As I got older and stepped into adulthood, my Dad and I had a few bumps along the way—as any two strong-willed Italian men are wont to do. But my Dad and I found our way to a wonderful, close relationship marked by mutual respect, admiration, and—most of all—love. My Dad was my biggest cheerleader—sometimes embarrassingly so—and never missed an opportunity to tell me that he was proud of the man I’d become. In his later years, he loved nothing more than to visit Brian and I in New York for Christmas or during the summer, although we secretly suspect that he really came to spend time with our Miniature Schnauzer, Coco, who he loved dearly and who left us in August—now, we know, to prepare for the arrival of his favorite “old man friend” as we used to jokingly refer to my Dad. During those visits, my Dad loved spending time and holiday gatherings with our dearest circle of friends, who just adored my Dad as evidenced by some of them driving several hundred miles this morning out from the eastern end of Long Island to be here today to honor him.

My Dad taught me many things over the course of my life—from the importance of good manners and firm handshakes to working hard for what you want in life and the magnitude of having a loyal circle of friends. But those who knew my Dad also know that he taught us all a great lesson in resiliency. No matter what challenges life lobbed at him, he’d figure out a way to rise above it; and if he couldn’t, he quickly adjusted and learned to live with it. How many people do you know who lived with the inconveniences and limitations of dialysis three times a week for more than 25 years—rarely, if ever, complaining and just working life around it? Whether it was the heartbreak of the dissolution of a relationship or a health setback, Dad took a deep breath, found strength in his abundant faith, and recalibrated.

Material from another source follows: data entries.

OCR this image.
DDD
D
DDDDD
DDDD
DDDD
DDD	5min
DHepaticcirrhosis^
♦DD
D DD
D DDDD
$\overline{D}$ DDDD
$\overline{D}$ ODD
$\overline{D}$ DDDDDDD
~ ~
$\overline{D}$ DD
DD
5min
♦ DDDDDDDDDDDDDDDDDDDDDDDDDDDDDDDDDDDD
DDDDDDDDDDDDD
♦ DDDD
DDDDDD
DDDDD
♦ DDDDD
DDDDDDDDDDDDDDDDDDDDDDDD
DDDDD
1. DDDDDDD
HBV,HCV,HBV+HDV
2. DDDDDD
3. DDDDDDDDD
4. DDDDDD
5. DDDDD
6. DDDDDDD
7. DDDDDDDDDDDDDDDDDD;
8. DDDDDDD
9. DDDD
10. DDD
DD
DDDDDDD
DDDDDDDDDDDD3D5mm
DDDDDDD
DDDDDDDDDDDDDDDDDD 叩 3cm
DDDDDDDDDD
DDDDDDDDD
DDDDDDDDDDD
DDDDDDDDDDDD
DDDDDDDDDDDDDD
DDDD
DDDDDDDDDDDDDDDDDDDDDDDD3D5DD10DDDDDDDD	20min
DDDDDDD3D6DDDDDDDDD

As an only child, I was given both the heavy emotional burden and great blessing last week of being with my Dad when he transitioned from this earthly life to what he faithfully believed came next. It was an intimate and profound experience between the two of us that I haven’t quite been able to fully process yet, but I realized in the days after that I’ve come to realize that Dad gave me one final gift—an understanding of grace. Sure, as a dutiful Catholic school student I memorized the definition many years ago, likely in preparation to receive one of the sacraments. But this week, in the days leading up to and following his death, I understand it in tangible terms. From the night nurse who sensed my fatigue and instinctively brought me a cup of ice water and a can of ginger ale the night I arrived at the hospital after a long, eight-hour drive in from Michigan to my Dad’s longtime nephrologist, Dr. Ciampaglia, who came to his room a few hours before his passing and just sat with me for a good 30 minutes, recounting how she’d first met my Dad during her residency at Temple more than 25 years ago. In the immediate moments following his passing, the nurse’s aide who quietly slipped into the room behind me as I sobbed over my beautiful Dad and gently rubbed my back. Or the following morning, after little sleep, as I pulled up to the Starbucks drive-in, desperate for a latte and instead getting a cheery disembodied voice to take my order and then ask if I’d like to participate in the holiday question of the day. I choked out that my father had just died, and that disembodied voice grew immediately conciliatory and apologized, ushering me forward. At the drive-up window, the young lady had tears in her eyes and recounted how she’d lost her Dad around the holidays several years before and that she understood and that she was sorry. Then she handed me my latte and told me it was on her. I understood that these simple moments—these amalgamations of empathy and kindness from the purest part of the human heart—are grace personified.

My Dad—a man who loved Sinatra and the Yankees, a man who loved to dance, a man who was always the sharpest-dressed one in the room, a man who was never without a joke to tell—was also a man of tremendous grace.

Rest easy in eternal peace, Dad. You’ve more than earned your angel’s wings.